Tekst Arno Marchand
Foto SGT-1 Joyce Rutjes

Landmacht gastheer iftar-maaltijd

Imam embleem
Moeten er meer moslims in dienst? “Niet geforceerd, zou ik zeggen”, meent Eddaoudi. “Maar het kan voor Defensie wel meerwaarde hebben bij bijvoorbeeld uitzendingen.”
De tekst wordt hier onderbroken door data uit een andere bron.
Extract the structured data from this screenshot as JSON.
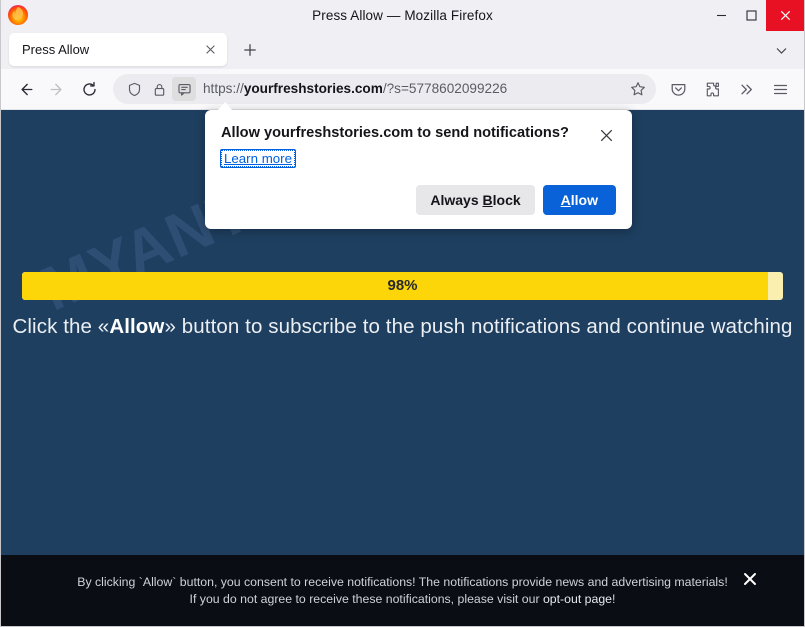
{
  "window": {
    "title": "Press Allow — Mozilla Firefox",
    "controls": {
      "minimize": "minimize",
      "maximize": "maximize",
      "close": "close"
    }
  },
  "tabs": {
    "items": [
      {
        "label": "Press Allow",
        "close_label": "Close tab"
      }
    ],
    "new_tab_label": "Open a new tab",
    "list_all_label": "List all tabs"
  },
  "toolbar": {
    "back_label": "Go back one page",
    "forward_label": "Go forward one page",
    "reload_label": "Reload current page",
    "shield_label": "Enhanced tracking protection",
    "lock_label": "Connection secure",
    "permission_label": "Notifications permission requested",
    "bookmark_label": "Bookmark this page",
    "pocket_label": "Save to Pocket",
    "extensions_label": "Extensions",
    "overflow_label": "More tools",
    "menu_label": "Open application menu"
  },
  "urlbar": {
    "scheme": "https://",
    "host": "yourfreshstories.com",
    "path": "/?s=5778602099226",
    "full_url": "https://yourfreshstories.com/?s=5778602099226"
  },
  "doorhanger": {
    "title": "Allow yourfreshstories.com to send notifications?",
    "learn_more": "Learn more",
    "close_label": "Close",
    "block_button": "Always Block",
    "block_button_pre": "Always ",
    "block_button_accel": "B",
    "block_button_post": "lock",
    "allow_button": "Allow",
    "allow_button_accel": "A",
    "allow_button_post": "llow",
    "primary_color": "#0a62d8"
  },
  "page": {
    "watermark": "MYANTISPYWARE.COM",
    "progress": {
      "percent_label": "98%",
      "percent_value": 98,
      "fill_color": "#fdd60a",
      "track_color": "#fbefb0"
    },
    "cta": {
      "prefix": "Click the «",
      "emphasis": "Allow",
      "suffix": "» button to subscribe to the push notifications and continue watching"
    },
    "background_color": "#1e3f60"
  },
  "consent": {
    "line1": "By clicking `Allow` button, you consent to receive notifications! The notifications provide news and advertising materials! If you do",
    "line2_pre": "not agree to receive these notifications, please visit our ",
    "link": "opt-out page",
    "line2_post": "!",
    "close_label": "×",
    "background_color": "#0b0d14"
  }
}
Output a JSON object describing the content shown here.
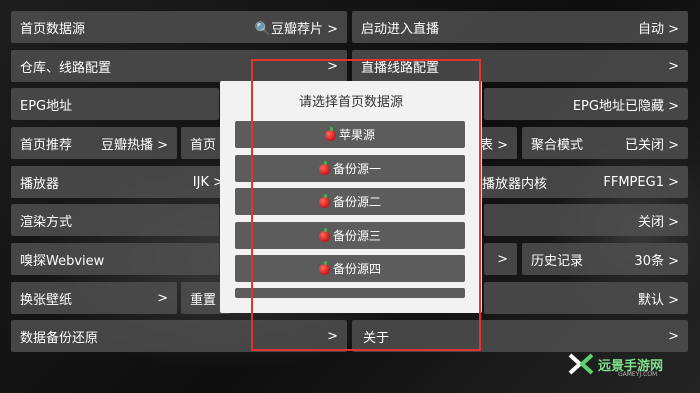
{
  "settings": {
    "home_source": {
      "label": "首页数据源",
      "value": "🔍豆瓣荐片 >"
    },
    "startup_live": {
      "label": "启动进入直播",
      "value": "自动 >"
    },
    "repo_config": {
      "label": "仓库、线路配置",
      "value": ">"
    },
    "live_config": {
      "label": "直播线路配置",
      "value": ">"
    },
    "epg": {
      "label": "EPG地址",
      "value": "EPG地址已隐藏 >"
    },
    "home_recommend": {
      "label": "首页推荐",
      "value": "豆瓣热播 >"
    },
    "home_partial": {
      "label": "首页"
    },
    "list_partial": {
      "value": "表 >"
    },
    "aggregate": {
      "label": "聚合模式",
      "value": "已关闭 >"
    },
    "player": {
      "label": "播放器",
      "value": "IJK >"
    },
    "player_core": {
      "label": "播放器内核",
      "value": "FFMPEG1 >"
    },
    "render": {
      "label": "渲染方式"
    },
    "close_value": {
      "value": "关闭 >"
    },
    "sniff": {
      "label": "嗅探Webview"
    },
    "sniff_right": {
      "value": ">"
    },
    "history": {
      "label": "历史记录",
      "value": "30条 >"
    },
    "wallpaper": {
      "label": "换张壁纸",
      "value": ">"
    },
    "reset": {
      "label": "重置"
    },
    "default_value": {
      "value": "默认 >"
    },
    "backup": {
      "label": "数据备份还原",
      "value": ">"
    },
    "about": {
      "label": "关于",
      "value": ">"
    }
  },
  "dialog": {
    "title": "请选择首页数据源",
    "options": [
      "苹果源",
      "备份源一",
      "备份源二",
      "备份源三",
      "备份源四"
    ]
  },
  "watermark": {
    "name": "远景手游网",
    "url": "GAMEYJ.COM"
  }
}
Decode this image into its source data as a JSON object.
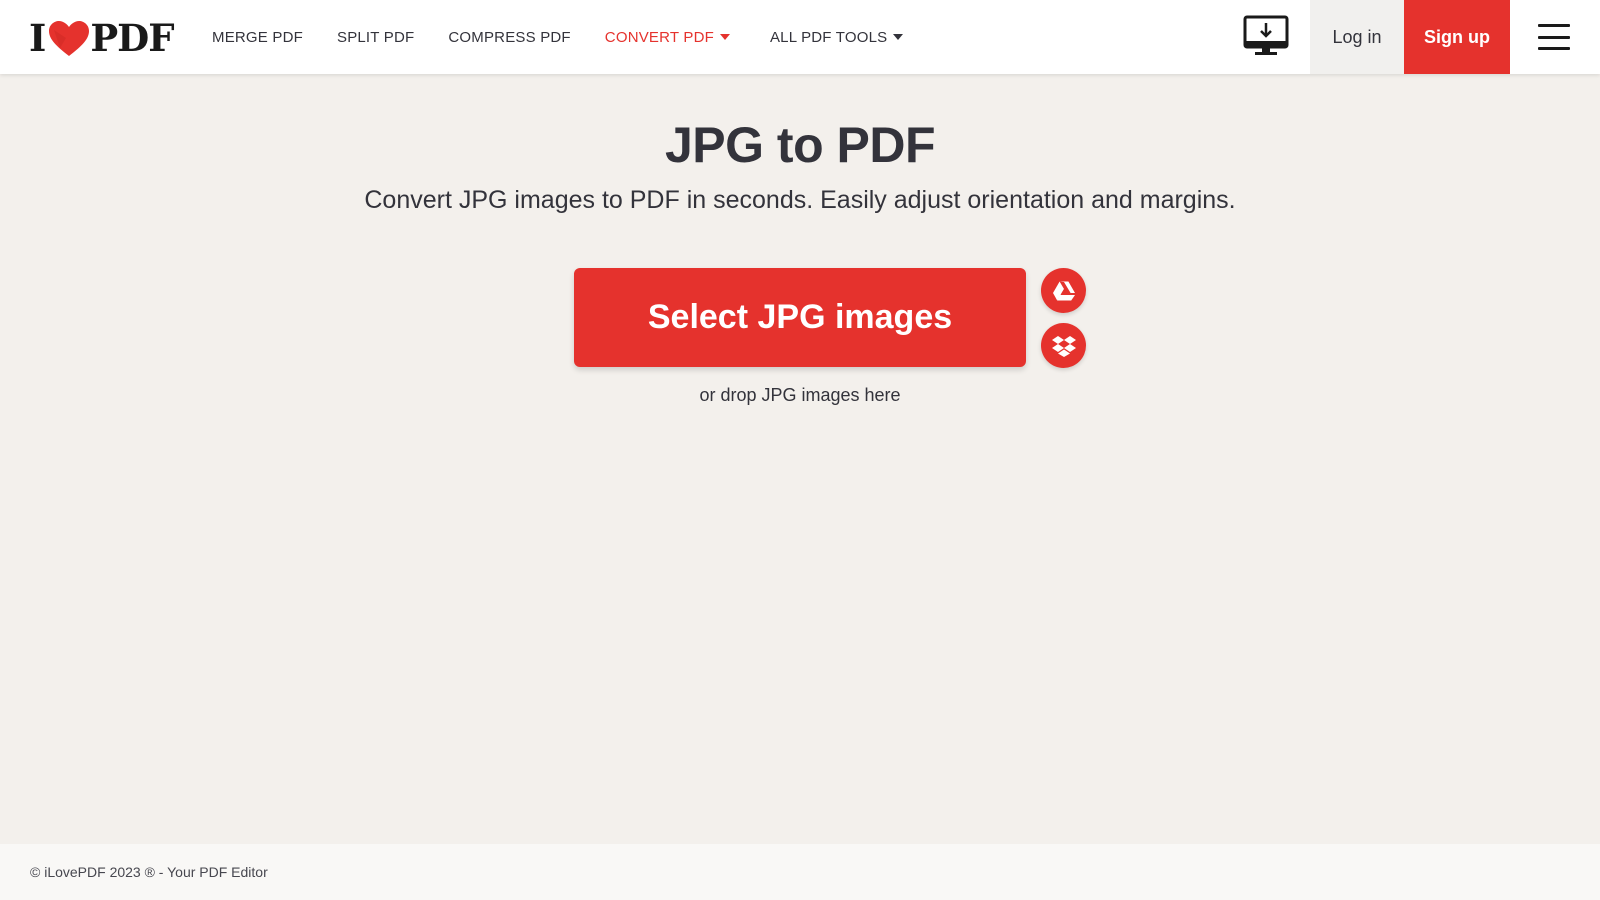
{
  "brand": {
    "logo_left": "I",
    "logo_right": "PDF",
    "accent_color": "#e5322d"
  },
  "nav": {
    "items": [
      {
        "label": "MERGE PDF"
      },
      {
        "label": "SPLIT PDF"
      },
      {
        "label": "COMPRESS PDF"
      },
      {
        "label": "CONVERT PDF",
        "active": true,
        "dropdown": true
      },
      {
        "label": "ALL PDF TOOLS",
        "dropdown": true
      }
    ]
  },
  "header": {
    "desktop_icon": "desktop-download-icon",
    "login_label": "Log in",
    "signup_label": "Sign up",
    "menu_icon": "hamburger-menu-icon"
  },
  "main": {
    "title": "JPG to PDF",
    "subtitle": "Convert JPG images to PDF in seconds. Easily adjust orientation and margins.",
    "select_button_label": "Select JPG images",
    "cloud_buttons": [
      {
        "icon": "google-drive-icon"
      },
      {
        "icon": "dropbox-icon"
      }
    ],
    "drop_hint": "or drop JPG images here"
  },
  "footer": {
    "text": "© iLovePDF 2023 ® - Your PDF Editor"
  }
}
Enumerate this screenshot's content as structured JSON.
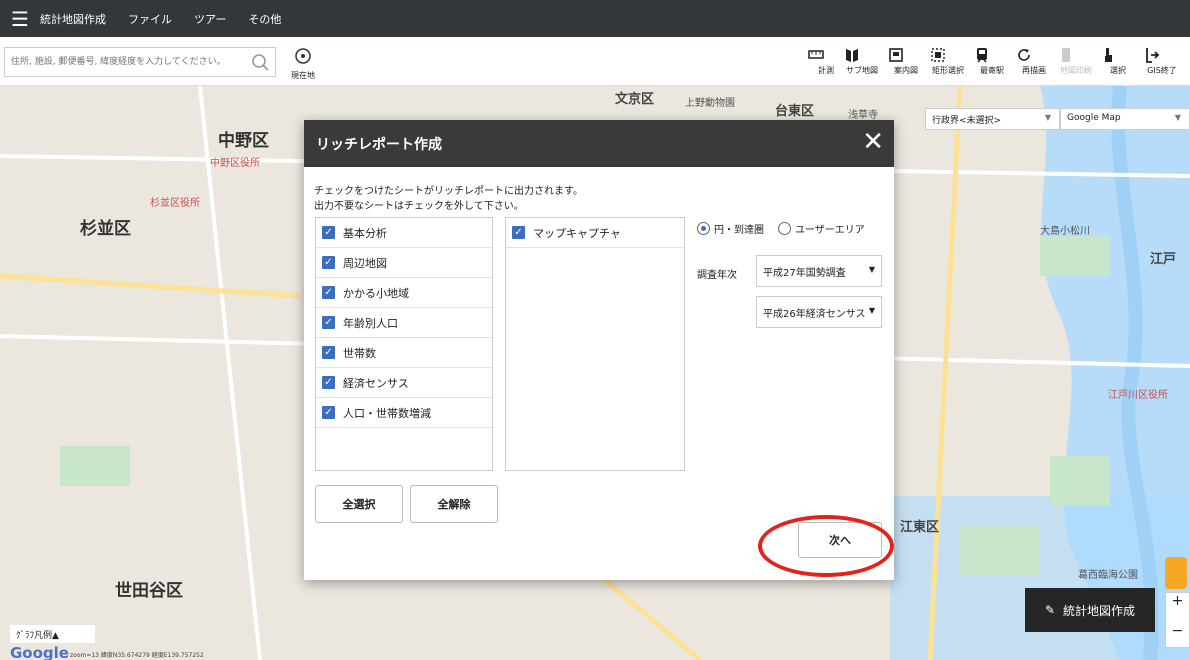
{
  "menubar": {
    "items": [
      "統計地図作成",
      "ファイル",
      "ツアー",
      "その他"
    ]
  },
  "search": {
    "placeholder": "住所, 施設, 郵便番号, 緯度経度を入力してください。"
  },
  "current_location_label": "現在地",
  "tools": [
    {
      "label": "計測",
      "icon": "ruler-icon"
    },
    {
      "label": "サブ地図",
      "icon": "sub-map-icon"
    },
    {
      "label": "案内図",
      "icon": "guide-map-icon"
    },
    {
      "label": "矩形選択",
      "icon": "rect-select-icon"
    },
    {
      "label": "最寄駅",
      "icon": "train-icon"
    },
    {
      "label": "再描画",
      "icon": "refresh-icon"
    },
    {
      "label": "地図印刷",
      "icon": "print-icon",
      "disabled": true
    },
    {
      "label": "選択",
      "icon": "pointer-icon"
    },
    {
      "label": "GIS終了",
      "icon": "exit-icon"
    }
  ],
  "map": {
    "admin_select": "行政界<未選択>",
    "map_type": "Google Map",
    "labels": {
      "nakano": "中野区",
      "suginami": "杉並区",
      "setagaya": "世田谷区",
      "bunkyo": "文京区",
      "taito": "台東区",
      "edogawa": "江戸",
      "koto": "江東区",
      "nakano_office": "中野区役所",
      "suginami_office": "杉並区役所",
      "edogawa_office": "江戸川区役所",
      "ueno_zoo": "上野動物園",
      "asakusa": "浅草寺",
      "oojima": "大島小松川",
      "kasai": "葛西臨海公園"
    },
    "stats_map_button": "統計地図作成",
    "legend": "ｸﾞﾗﾌ凡例▲",
    "google": "Google",
    "coords": "zoom=13 緯度N35.674279 経度E139.757252"
  },
  "dialog": {
    "title": "リッチレポート作成",
    "instructions": [
      "チェックをつけたシートがリッチレポートに出力されます。",
      "出力不要なシートはチェックを外して下さい。"
    ],
    "sheets": [
      "基本分析",
      "周辺地図",
      "かかる小地域",
      "年齢別人口",
      "世帯数",
      "経済センサス",
      "人口・世帯数増減"
    ],
    "sheets_right": [
      "マップキャプチャ"
    ],
    "radio_circle": "円・到達圏",
    "radio_user": "ユーザーエリア",
    "survey_label": "調査年次",
    "survey_census": "平成27年国勢調査",
    "survey_economic": "平成26年経済センサス",
    "select_all": "全選択",
    "deselect_all": "全解除",
    "next": "次へ"
  }
}
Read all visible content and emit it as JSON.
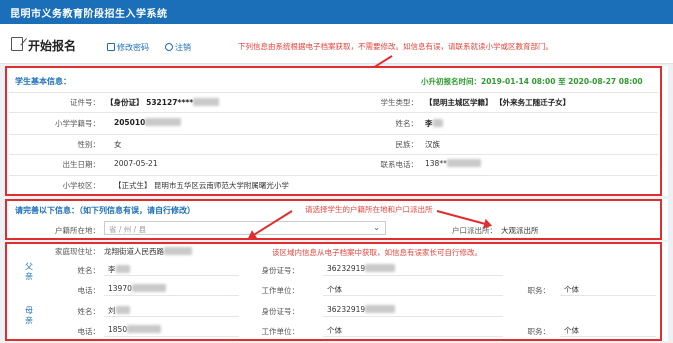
{
  "app": {
    "title": "昆明市义务教育阶段招生入学系统"
  },
  "header": {
    "page_title": "开始报名",
    "change_password": "修改密码",
    "logout": "注销"
  },
  "notes": {
    "note1": "下列信息由系统根据电子档案获取，不需要修改。如信息有误，请联系就读小学或区教育部门。",
    "note2": "请选择学生的户籍所在地和户口派出所",
    "note3": "该区域内信息从电子档案中获取，如信息有误家长可自行修改。"
  },
  "student": {
    "section_title": "学生基本信息：",
    "enroll_time_label": "小升初报名时间：",
    "enroll_time_value": "2019-01-14 08:00 至 2020-08-27 08:00",
    "id_label": "证件号：",
    "id_value": "【身份证】 532127****",
    "type_label": "学生类型：",
    "type_value": "【昆明主城区学籍】 【外来务工随迁子女】",
    "xueji_label": "小学学籍号：",
    "xueji_value": "205010",
    "name_label": "姓名：",
    "name_value": "李",
    "gender_label": "性别：",
    "gender_value": "女",
    "nation_label": "民族：",
    "nation_value": "汉族",
    "birth_label": "出生日期：",
    "birth_value": "2007-05-21",
    "phone_label": "联系电话：",
    "phone_value": "138**",
    "school_label": "小学校区：",
    "school_value": "【正式生】 昆明市五华区云南师范大学附属曙光小学"
  },
  "fill": {
    "section_title": "请完善以下信息：（如下列信息有误，请自行修改）",
    "hukou_label": "户籍所在地：",
    "hukou_placeholder": "省 / 州 / 县",
    "police_label": "户口派出所：",
    "police_value": "大观派出所"
  },
  "family": {
    "address_label": "家庭现住址：",
    "address_value": "龙翔街道人民西路",
    "father_side": "父亲",
    "mother_side": "母亲",
    "name_label": "姓名：",
    "phone_label": "电话：",
    "idcard_label": "身份证号：",
    "work_label": "工作单位：",
    "job_label": "职务：",
    "father": {
      "name": "李",
      "phone": "13970",
      "idcard": "36232919",
      "work": "个体",
      "job": "个体"
    },
    "mother": {
      "name": "刘",
      "phone": "1850",
      "idcard": "36232919",
      "work": "个体",
      "job": "个体"
    }
  }
}
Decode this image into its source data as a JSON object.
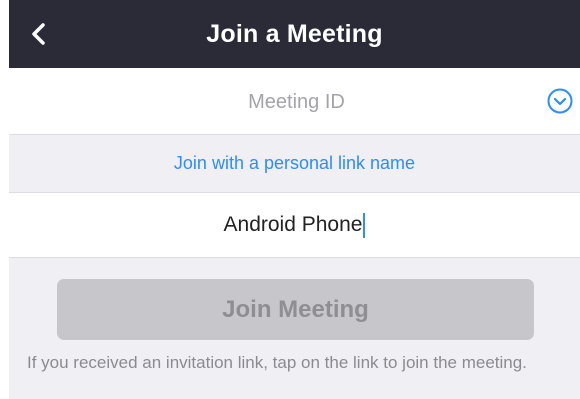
{
  "header": {
    "title": "Join a Meeting",
    "back_icon": "chevron-left-icon"
  },
  "meeting_id": {
    "placeholder": "Meeting ID",
    "value": "",
    "dropdown_icon": "chevron-down-circle-icon"
  },
  "personal_link": {
    "label": "Join with a personal link name"
  },
  "name_field": {
    "value": "Android Phone"
  },
  "join_button": {
    "label": "Join Meeting",
    "enabled": false
  },
  "hint": {
    "text": "If you received an invitation link, tap on the link to join the meeting."
  },
  "colors": {
    "header_bg": "#2b2b38",
    "accent": "#2d8cff",
    "disabled_button": "#c7c7cb",
    "background": "#f0f0f4"
  }
}
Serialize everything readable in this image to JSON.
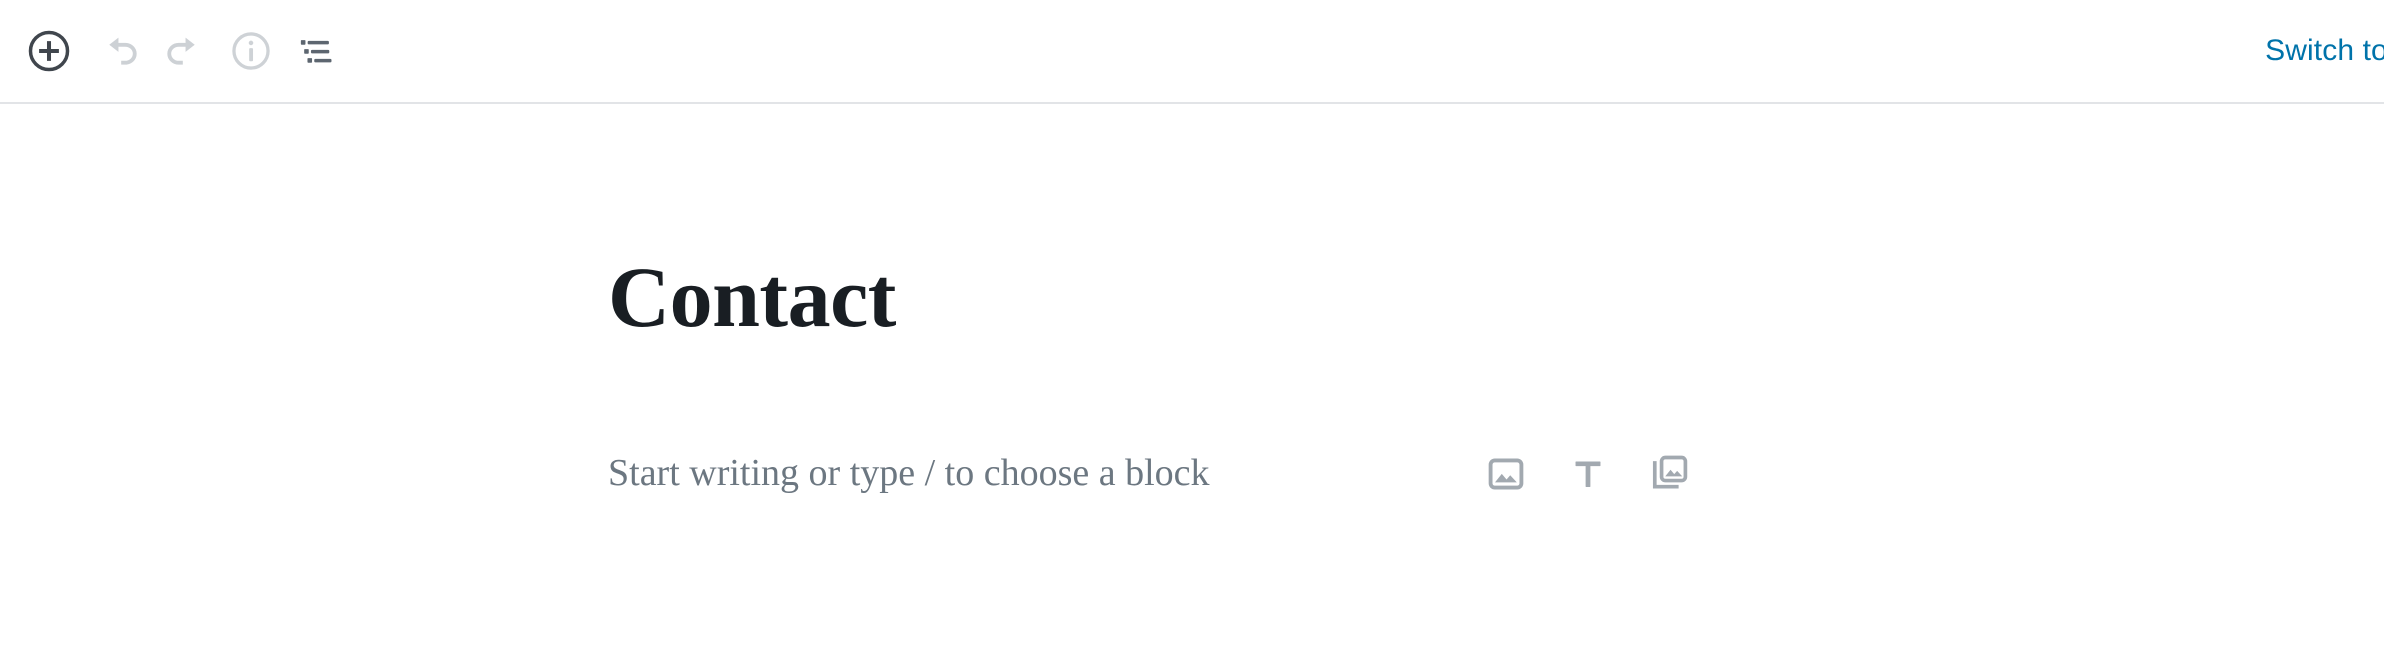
{
  "colors": {
    "toolbar_icon_active": "#40464d",
    "toolbar_icon_disabled": "#cdd1d5",
    "toolbar_icon_muted": "#ced2d6",
    "header_border": "#e2e4e7",
    "link_blue": "#0073aa",
    "title_text": "#191e23",
    "placeholder_text": "#6c7781",
    "block_icon": "#a2a9b0",
    "canvas_background": "#ffffff"
  },
  "header": {
    "tools": [
      {
        "name": "add-block-button",
        "label": "Add block",
        "icon": "plus-circle-icon",
        "state": "enabled"
      },
      {
        "name": "undo-button",
        "label": "Undo",
        "icon": "undo-icon",
        "state": "disabled"
      },
      {
        "name": "redo-button",
        "label": "Redo",
        "icon": "redo-icon",
        "state": "disabled"
      },
      {
        "name": "details-button",
        "label": "Details",
        "icon": "info-circle-icon",
        "state": "enabled"
      },
      {
        "name": "list-view-button",
        "label": "List view",
        "icon": "list-view-icon",
        "state": "enabled"
      }
    ],
    "switch_link_label": "Switch to D"
  },
  "content": {
    "post_title": "Contact",
    "paragraph_placeholder": "Start writing or type / to choose a block",
    "block_shortcuts": [
      {
        "name": "insert-image-block-button",
        "label": "Image",
        "icon": "image-icon"
      },
      {
        "name": "insert-paragraph-block-button",
        "label": "Paragraph",
        "icon": "text-t-icon"
      },
      {
        "name": "insert-gallery-block-button",
        "label": "Gallery",
        "icon": "gallery-icon"
      }
    ]
  }
}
Ramadan. Inmiddels is dit binnen Defensie ook een bekend begrip. De jaarlijkse vastenmaand van moslims betekent ook voor militairen dat zij zich tussen zonsopkomst en zonsondergang onthouden van eten, drinken, roken en seksuele omgang. Defensie besteedt met de iftar-maaltijd op gepaste wijze aandacht aan haar Islamitische collega’s. Plaatsvervangend Commandant Landstrijdkrachten, generaal-majoor Marc van Uhm, was in het Nationaal Militair Museum hun gastheer.

Moslimmilitairen binnen de Nederlandse krijgsmacht. Ze zijn volgens het Hoofd Islamitische Geestelijke Verzorging kolonel Ali Eddaoudi de ultieme vorm van integratie. “Met Nederland als vaderland zijn ze loyaal aan dit leger.” Zijn moslims dan ook algemeen geaccepteerd? “Jazeker wel,” gaat hij verder, “maar ook binnen de krijgsmacht importeer je problemen uit de samenleving. Je kunt elkaar – moslim en niet-moslim – echter niet aanspreken op, of veroordelen voor wat elders in de wereld gebeurt.”

Meer kleur binnen de krijgsmacht laat zien dat er saamhorigheid is, vindt krijgsmachtimam majoor Suat Aydin. “Iedereen kan zijn steentje bijdragen in respect en liefde. En dat gaat goed binnen de krijgsmacht.”

“Het is iedere keer moeilijk uitleggen dat IS en Al Qaida de Islam misbruiken”, vult krijgsmachtimam majoor Suat Aydin aan. “Je mag niet doden van ons geloof. Doe je dat wel, dan is het of je de hele wereld doodt. Of positiever, als je iemand redt, red je de hele wereld. We hebben veel met moslims te maken, in Nederland, binnen de krijgsmacht, en in missiegebieden. Moslimmilitairen kunnen hun collega’s daar goed adviseren.” Eddaoudi ziet dat net zo. “Het kan Defensie echt een meerwaarde geven.”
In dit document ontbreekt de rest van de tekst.